Berlin, 7. September 1939 The Reich Ministry of Labor
Va 5552/398/39 g.
Secret!
Consultant: Dr. Hamann
RE: Labor Conscription for Married Women
(a) State Secretary Dr. Syrup has decided that married women who have hitherto not been in employment will continue not to be liable for labor conscription unless they wish to volunteer for the labor mobilization program entirely of their own free will. The regional labor offices are to be informed accordingly.
(b) To the Presidents of the Regional Labor Offices (personal)
Re: Circular of 3.vii.39
In the circular referred to above I have laid down that in peacetime women who have domestic and family responsibilities are not to be called up unless they were previously in employment and unless their family circumstances and health have changed in the meantime.
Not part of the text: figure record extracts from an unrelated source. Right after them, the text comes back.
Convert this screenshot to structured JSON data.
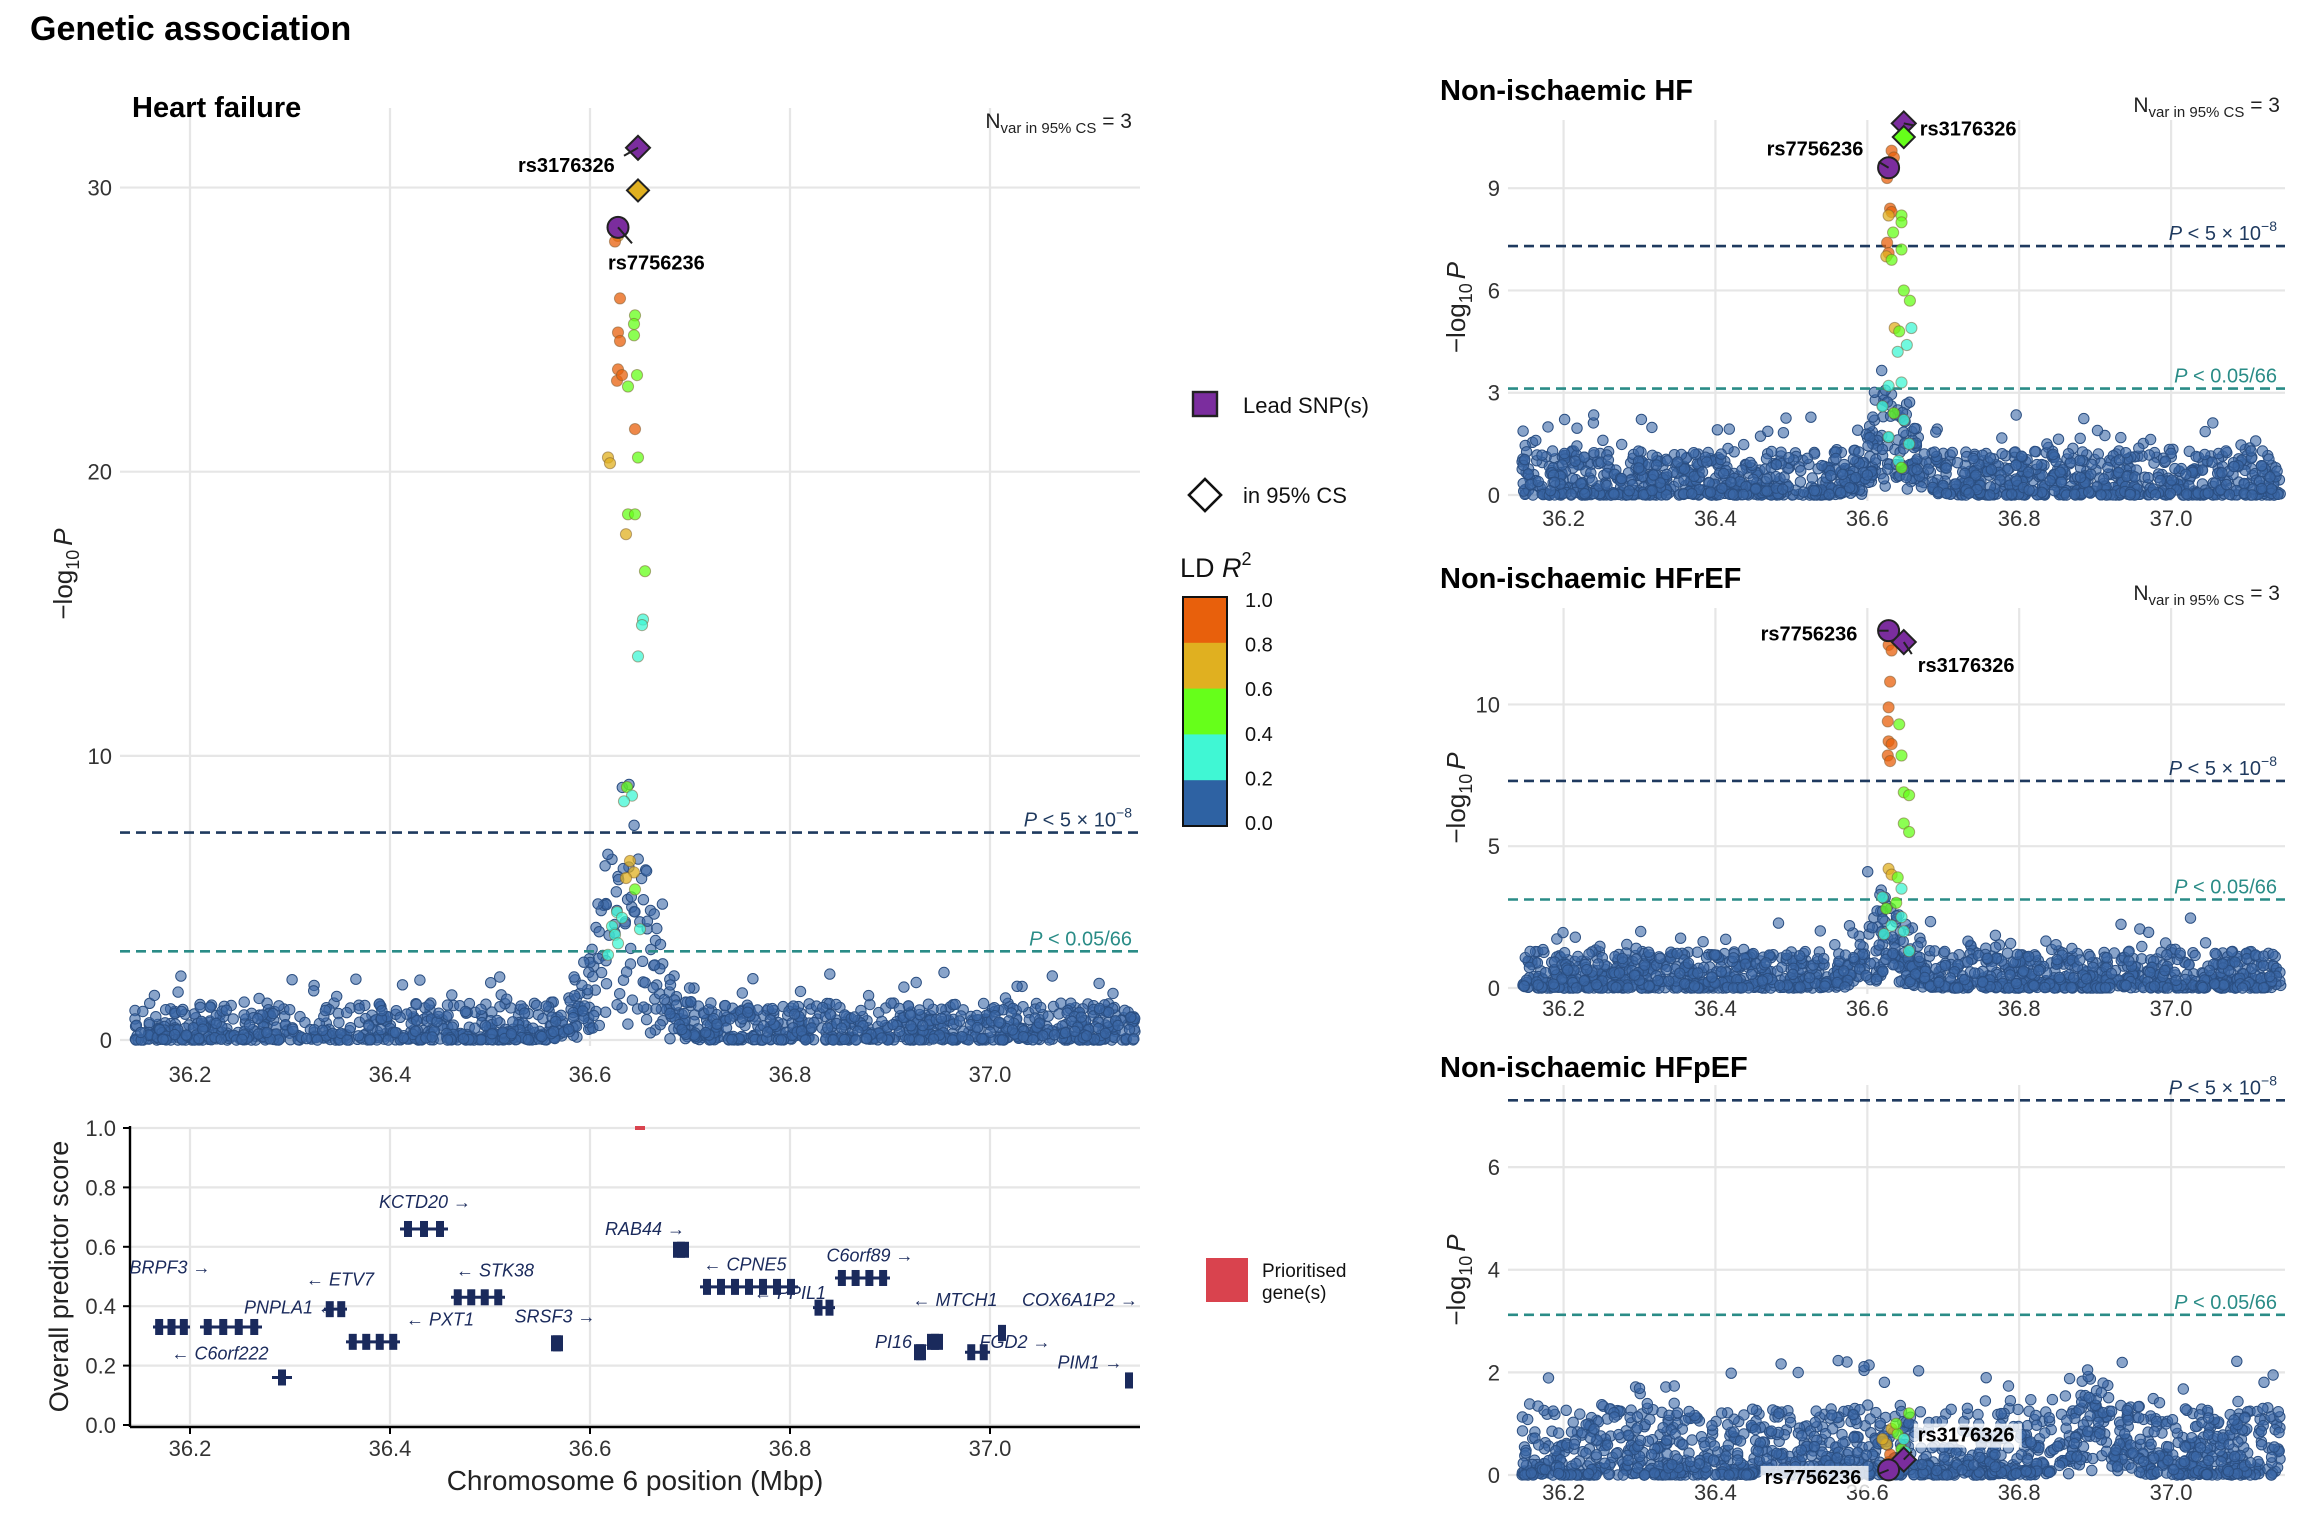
{
  "figure_title": "Genetic association",
  "colors": {
    "background_points": "#3a67a6",
    "ld_bins": [
      "#2e62a3",
      "#40f7d4",
      "#66ff1a",
      "#e0b020",
      "#e8600c"
    ],
    "lead": "#7b2d9e",
    "threshold_gw": "#1f3a5f",
    "threshold_bonf": "#2a8c87",
    "gene": "#1a2a5c",
    "prioritised": "#d9434e",
    "grid": "#e6e6e6"
  },
  "thresholds": {
    "gw": {
      "label_prefix": "P",
      "label_rel": " < 5 × 10",
      "label_exp": "−8",
      "value": 7.30103
    },
    "bonf": {
      "label_prefix": "P",
      "label_rel": " < 0.05/66",
      "value": 3.121
    }
  },
  "axes": {
    "ylabel_main": "−log",
    "ylabel_sub": "10",
    "ylabel_var": "P",
    "x_ticks": [
      "36.2",
      "36.4",
      "36.6",
      "36.8",
      "37.0"
    ],
    "x_tick_values": [
      36.2,
      36.4,
      36.6,
      36.8,
      37.0
    ],
    "xlim": [
      36.14,
      37.15
    ],
    "genes_xlabel": "Chromosome 6 position (Mbp)",
    "genes_ylabel": "Overall predictor score"
  },
  "nvar": {
    "prefix": "N",
    "sub": "var in 95% CS",
    "suffix": " = 3"
  },
  "legend": {
    "lead_label": "Lead SNP(s)",
    "cs_label": "in 95% CS",
    "ld_title": "LD ",
    "ld_title_var": "R",
    "ld_title_sup": "2",
    "ld_ticks": [
      "1.0",
      "0.8",
      "0.6",
      "0.4",
      "0.2",
      "0.0"
    ],
    "prioritised_label_1": "Prioritised",
    "prioritised_label_2": "gene(s)"
  },
  "chart_data": [
    {
      "id": "heart-failure",
      "type": "scatter",
      "title": "Heart failure",
      "show_nvar": true,
      "ylim": [
        0,
        32.8
      ],
      "y_ticks": [
        0,
        10,
        20,
        30
      ],
      "snps": [
        {
          "label": "rs3176326",
          "x": 36.648,
          "y": 31.4,
          "lead": true,
          "r2": 1.0
        },
        {
          "label": "rs7756236",
          "x": 36.628,
          "y": 28.6,
          "lead": true,
          "r2": 1.0
        },
        {
          "label": "",
          "x": 36.648,
          "y": 29.9,
          "lead": false,
          "r2": 0.7
        }
      ],
      "ld_points": [
        [
          36.628,
          28.3,
          0.7
        ],
        [
          36.625,
          28.1,
          0.8
        ],
        [
          36.63,
          26.1,
          0.8
        ],
        [
          36.628,
          24.9,
          0.9
        ],
        [
          36.63,
          24.6,
          0.9
        ],
        [
          36.628,
          23.6,
          0.9
        ],
        [
          36.627,
          23.2,
          0.9
        ],
        [
          36.632,
          23.4,
          0.9
        ],
        [
          36.645,
          25.5,
          0.5
        ],
        [
          36.644,
          25.2,
          0.5
        ],
        [
          36.644,
          24.8,
          0.5
        ],
        [
          36.647,
          23.4,
          0.45
        ],
        [
          36.638,
          23.0,
          0.45
        ],
        [
          36.645,
          21.5,
          0.8
        ],
        [
          36.648,
          20.5,
          0.45
        ],
        [
          36.618,
          20.5,
          0.7
        ],
        [
          36.62,
          20.3,
          0.7
        ],
        [
          36.638,
          18.5,
          0.45
        ],
        [
          36.645,
          18.5,
          0.45
        ],
        [
          36.636,
          17.8,
          0.7
        ],
        [
          36.655,
          16.5,
          0.4
        ],
        [
          36.653,
          14.8,
          0.3
        ],
        [
          36.652,
          14.6,
          0.3
        ],
        [
          36.648,
          13.5,
          0.3
        ],
        [
          36.637,
          8.9,
          0.45
        ],
        [
          36.642,
          8.6,
          0.3
        ],
        [
          36.634,
          8.4,
          0.3
        ],
        [
          36.64,
          6.3,
          0.6
        ],
        [
          36.644,
          5.9,
          0.7
        ],
        [
          36.636,
          5.7,
          0.7
        ],
        [
          36.645,
          5.3,
          0.45
        ],
        [
          36.627,
          4.5,
          0.3
        ],
        [
          36.632,
          4.3,
          0.3
        ],
        [
          36.622,
          4.0,
          0.3
        ],
        [
          36.625,
          3.7,
          0.3
        ],
        [
          36.628,
          3.4,
          0.3
        ],
        [
          36.65,
          3.9,
          0.3
        ],
        [
          36.618,
          3.0,
          0.3
        ]
      ],
      "peak_x": 36.635,
      "peak_h": 8.0,
      "seed": 11
    },
    {
      "id": "non-ischaemic-hf",
      "type": "scatter",
      "title": "Non-ischaemic HF",
      "show_nvar": true,
      "ylim": [
        0,
        11.0
      ],
      "y_ticks": [
        0,
        3,
        6,
        9
      ],
      "snps": [
        {
          "label": "rs3176326",
          "x": 36.648,
          "y": 10.9,
          "lead": true,
          "r2": 1.0
        },
        {
          "label": "rs7756236",
          "x": 36.628,
          "y": 9.6,
          "lead": true,
          "r2": 1.0
        },
        {
          "label": "",
          "x": 36.648,
          "y": 10.5,
          "lead": false,
          "r2": 0.5
        }
      ],
      "ld_points": [
        [
          36.632,
          10.1,
          0.8
        ],
        [
          36.635,
          9.9,
          0.8
        ],
        [
          36.624,
          9.5,
          0.8
        ],
        [
          36.626,
          9.3,
          0.8
        ],
        [
          36.63,
          8.4,
          0.9
        ],
        [
          36.632,
          8.3,
          0.9
        ],
        [
          36.628,
          8.2,
          0.7
        ],
        [
          36.645,
          8.2,
          0.45
        ],
        [
          36.645,
          8.0,
          0.45
        ],
        [
          36.634,
          7.7,
          0.45
        ],
        [
          36.626,
          7.4,
          0.9
        ],
        [
          36.628,
          7.1,
          0.9
        ],
        [
          36.625,
          7.0,
          0.7
        ],
        [
          36.645,
          7.2,
          0.45
        ],
        [
          36.632,
          6.9,
          0.45
        ],
        [
          36.648,
          6.0,
          0.45
        ],
        [
          36.656,
          5.7,
          0.45
        ],
        [
          36.636,
          4.9,
          0.6
        ],
        [
          36.642,
          4.8,
          0.45
        ],
        [
          36.658,
          4.9,
          0.3
        ],
        [
          36.652,
          4.4,
          0.3
        ],
        [
          36.64,
          4.2,
          0.3
        ],
        [
          36.628,
          3.2,
          0.3
        ],
        [
          36.645,
          3.3,
          0.3
        ],
        [
          36.62,
          2.6,
          0.3
        ],
        [
          36.635,
          2.4,
          0.4
        ],
        [
          36.648,
          2.2,
          0.3
        ],
        [
          36.628,
          1.7,
          0.3
        ],
        [
          36.655,
          1.5,
          0.3
        ],
        [
          36.641,
          1.0,
          0.3
        ],
        [
          36.645,
          0.8,
          0.45
        ]
      ],
      "peak_x": 36.635,
      "peak_h": 3.0,
      "seed": 23
    },
    {
      "id": "non-ischaemic-hfref",
      "type": "scatter",
      "title": "Non-ischaemic HFrEF",
      "show_nvar": true,
      "ylim": [
        0,
        13.4
      ],
      "y_ticks": [
        0,
        5,
        10
      ],
      "snps": [
        {
          "label": "rs7756236",
          "x": 36.628,
          "y": 12.6,
          "lead": true,
          "r2": 1.0
        },
        {
          "label": "rs3176326",
          "x": 36.648,
          "y": 12.2,
          "lead": true,
          "r2": 1.0
        }
      ],
      "ld_points": [
        [
          36.628,
          12.1,
          0.8
        ],
        [
          36.632,
          11.9,
          0.8
        ],
        [
          36.636,
          12.4,
          0.8
        ],
        [
          36.63,
          10.8,
          0.8
        ],
        [
          36.628,
          9.9,
          0.8
        ],
        [
          36.627,
          9.4,
          0.9
        ],
        [
          36.628,
          8.7,
          0.9
        ],
        [
          36.632,
          8.6,
          0.9
        ],
        [
          36.627,
          8.2,
          0.9
        ],
        [
          36.63,
          8.0,
          0.9
        ],
        [
          36.642,
          9.3,
          0.45
        ],
        [
          36.645,
          8.2,
          0.45
        ],
        [
          36.648,
          6.9,
          0.45
        ],
        [
          36.655,
          6.8,
          0.45
        ],
        [
          36.648,
          5.8,
          0.45
        ],
        [
          36.655,
          5.5,
          0.45
        ],
        [
          36.628,
          4.2,
          0.6
        ],
        [
          36.632,
          4.0,
          0.6
        ],
        [
          36.64,
          3.9,
          0.45
        ],
        [
          36.645,
          3.5,
          0.3
        ],
        [
          36.62,
          3.2,
          0.3
        ],
        [
          36.638,
          3.0,
          0.45
        ],
        [
          36.625,
          2.8,
          0.45
        ],
        [
          36.645,
          2.5,
          0.3
        ],
        [
          36.632,
          2.2,
          0.3
        ],
        [
          36.648,
          2.0,
          0.3
        ],
        [
          36.622,
          1.9,
          0.3
        ],
        [
          36.655,
          1.3,
          0.3
        ]
      ],
      "peak_x": 36.62,
      "peak_h": 2.6,
      "seed": 37
    },
    {
      "id": "non-ischaemic-hfpef",
      "type": "scatter",
      "title": "Non-ischaemic HFpEF",
      "show_nvar": false,
      "ylim": [
        0,
        7.6
      ],
      "y_ticks": [
        0,
        2,
        4,
        6
      ],
      "snps": [
        {
          "label": "rs3176326",
          "x": 36.648,
          "y": 0.3,
          "lead": true,
          "r2": 1.0
        },
        {
          "label": "rs7756236",
          "x": 36.628,
          "y": 0.1,
          "lead": true,
          "r2": 1.0
        }
      ],
      "ld_points": [
        [
          36.632,
          0.9,
          0.6
        ],
        [
          36.64,
          0.8,
          0.45
        ],
        [
          36.625,
          0.6,
          0.7
        ],
        [
          36.645,
          0.5,
          0.45
        ],
        [
          36.63,
          0.4,
          0.8
        ],
        [
          36.648,
          0.7,
          0.3
        ],
        [
          36.638,
          1.0,
          0.45
        ],
        [
          36.655,
          1.2,
          0.45
        ],
        [
          36.62,
          0.7,
          0.6
        ],
        [
          36.628,
          0.25,
          0.8
        ],
        [
          36.65,
          0.45,
          0.3
        ]
      ],
      "peak_x": 36.9,
      "peak_h": 1.0,
      "seed": 51
    },
    {
      "id": "genes",
      "type": "genes",
      "ylim": [
        0,
        1.0
      ],
      "y_ticks": [
        "0.0",
        "0.2",
        "0.4",
        "0.6",
        "0.8",
        "1.0"
      ],
      "y_tick_values": [
        0.0,
        0.2,
        0.4,
        0.6,
        0.8,
        1.0
      ],
      "prioritised_gene": {
        "x_start": 36.645,
        "x_end": 36.655,
        "score": 1.0
      },
      "genes": [
        {
          "name": "BRPF3",
          "label": "BRPF3 →",
          "start": 36.163,
          "end": 36.2,
          "score": 0.33,
          "lx": 36.18,
          "ly": 0.51
        },
        {
          "name": "PNPLA1",
          "label": "PNPLA1 ←",
          "start": 36.21,
          "end": 36.272,
          "score": 0.33,
          "lx": 36.3,
          "ly": 0.375
        },
        {
          "name": "C6orf222",
          "label": "← C6orf222",
          "start": 36.282,
          "end": 36.302,
          "score": 0.16,
          "lx": 36.23,
          "ly": 0.22
        },
        {
          "name": "ETV7",
          "label": "← ETV7",
          "start": 36.334,
          "end": 36.357,
          "score": 0.39,
          "lx": 36.35,
          "ly": 0.47
        },
        {
          "name": "PXT1",
          "label": "← PXT1",
          "start": 36.356,
          "end": 36.41,
          "score": 0.28,
          "lx": 36.45,
          "ly": 0.335
        },
        {
          "name": "KCTD20",
          "label": "KCTD20 →",
          "start": 36.41,
          "end": 36.458,
          "score": 0.66,
          "lx": 36.435,
          "ly": 0.73
        },
        {
          "name": "STK38",
          "label": "← STK38",
          "start": 36.461,
          "end": 36.515,
          "score": 0.43,
          "lx": 36.505,
          "ly": 0.5
        },
        {
          "name": "SRSF3",
          "label": "SRSF3 →",
          "start": 36.561,
          "end": 36.573,
          "score": 0.275,
          "lx": 36.565,
          "ly": 0.345
        },
        {
          "name": "RAB44",
          "label": "RAB44 →",
          "start": 36.683,
          "end": 36.699,
          "score": 0.59,
          "lx": 36.655,
          "ly": 0.64
        },
        {
          "name": "CPNE5",
          "label": "← CPNE5",
          "start": 36.71,
          "end": 36.808,
          "score": 0.465,
          "lx": 36.755,
          "ly": 0.52
        },
        {
          "name": "PPIL1",
          "label": "← PPIL1",
          "start": 36.823,
          "end": 36.845,
          "score": 0.395,
          "lx": 36.8,
          "ly": 0.425
        },
        {
          "name": "C6orf89",
          "label": "C6orf89 →",
          "start": 36.845,
          "end": 36.9,
          "score": 0.495,
          "lx": 36.88,
          "ly": 0.55
        },
        {
          "name": "MTCH1",
          "label": "← MTCH1",
          "start": 36.937,
          "end": 36.953,
          "score": 0.28,
          "lx": 36.965,
          "ly": 0.4
        },
        {
          "name": "PI16",
          "label": "PI16 →",
          "start": 36.924,
          "end": 36.936,
          "score": 0.245,
          "lx": 36.915,
          "ly": 0.26
        },
        {
          "name": "FGD2",
          "label": "FGD2 →",
          "start": 36.975,
          "end": 37.0,
          "score": 0.245,
          "lx": 37.025,
          "ly": 0.26
        },
        {
          "name": "COX6A1P2",
          "label": "COX6A1P2 →",
          "start": 37.008,
          "end": 37.014,
          "score": 0.31,
          "lx": 37.09,
          "ly": 0.4
        },
        {
          "name": "PIM1",
          "label": "PIM1 →",
          "start": 37.135,
          "end": 37.142,
          "score": 0.15,
          "lx": 37.1,
          "ly": 0.19
        }
      ]
    }
  ]
}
Even under the present circumstances I do not consider it advisable to utilize married women who were not previously in employment unless the women volunteer for the labor mobilization program entirely of their own free will. I request, therefore, that you ensure that the above-mentioned instructions contained in the circular continue to be applied.
The manpower requirements for plants engaged on projects of national importance must be met by exploiting all other possibilities (the employment of labor from plants engaged on non-priority projects, particularly of female workers and employees who become available through the closing down of such plants, by exchanging labor between the different areas, volunteers etc.). If this should prove impossible, please inform me of the fact.
Source of English translation: Jeremy Noakes, ed., Nazism, 1919-1945, Vol. 4: The German Home Front in World War II. Exeter: University of Exeter Press, 1998, pp. 313-14.
Source of original German text: Bundesarchiv Berlin R 116/260; reprinted in Ursula von Gersdorff, Frauen im Kriegsdienst 1914-1945. Beiträge zur Militär- und Kriegsgeschichte, Vol. 11. Stuttgart: Deutsche Verlagsanstalt, 1969, pp. 296-97.